Because of ‘‘Sailing to Byzantium’’ (1928) and ‘‘Byzantium’’ (1933), Yeats is the modernist most closely associated with Byzantium. In the nineteenth century, something like a ‘‘Byzantine revival’’ had occurred in the wake of the Gothic revival, with a particular appeal to the international Arts and Crafts movement (see Bullen 2003). Yeats read W. G. Holmes’s The Age of Justinian and Theodora (1905) and a few other works on the topic (Gordon 1962: 81-9), but the symbol he made of Byzantium depends largely on the nineteenth century’s aesthetic and organic view of the city. In A Vision (1925), he wrote that perhaps in early Byzantium alone ‘‘religious, aesthetic and practical life were one.’’ He was conscious of historical parallels and connections between Ireland and Byzantium and perhaps saw Ireland’s break from England as an echo of Byzantium’s break from Rome (Foster 2003: 326).

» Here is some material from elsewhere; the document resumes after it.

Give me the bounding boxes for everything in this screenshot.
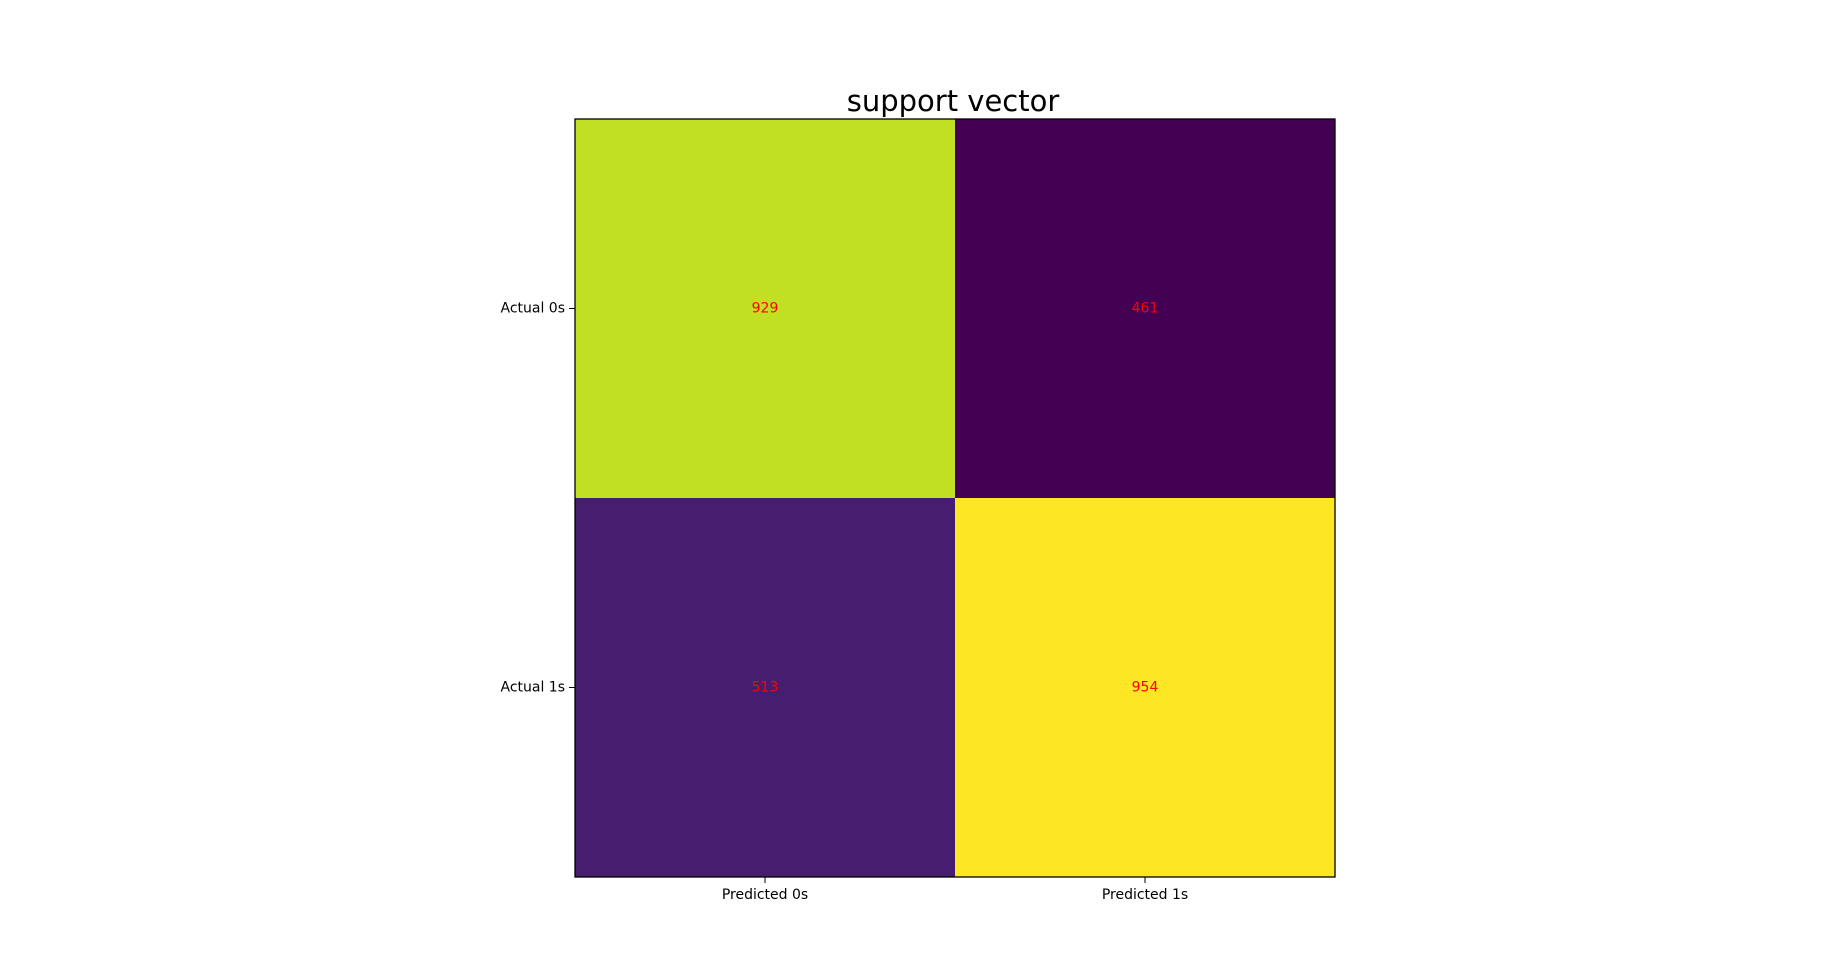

Modernist poets did not translate extensively from Greek. Yeats adapted Jebb’s translation of Oedipus Rex in 1912, and two decades later, after consulting ‘‘half a dozen translations,’’ he produced a version for the Abbey in December 1926; he continued to revise, closely studying Paul Masqueray’s French translation, and in 1928 he published Sophocles’ King Oedipus (Clark and McGuire 1989: 3-40). In his Collected Plays of 1934 he added Sophocles’ Oedipus at Colonus. He included a chorus from Oedipus at Colonus in The Tower (1928), and one ‘‘From the Antigone" in The Winding Stair and Other Poems (1933). Other translators include not only Annensky and Ivanov but also H. D., whose imagistic translations include choruses from Euripides’ Iphigenia at Aulis in 1916 and from Hippolytus in 1919 (she translated Euripides’ Ion in 1937), and Salvatore Quasimodo, who translated a selection of ancient Greek lyric in 1940 and subsequently turned to Homer and the tragedians (he also translated Latin verse).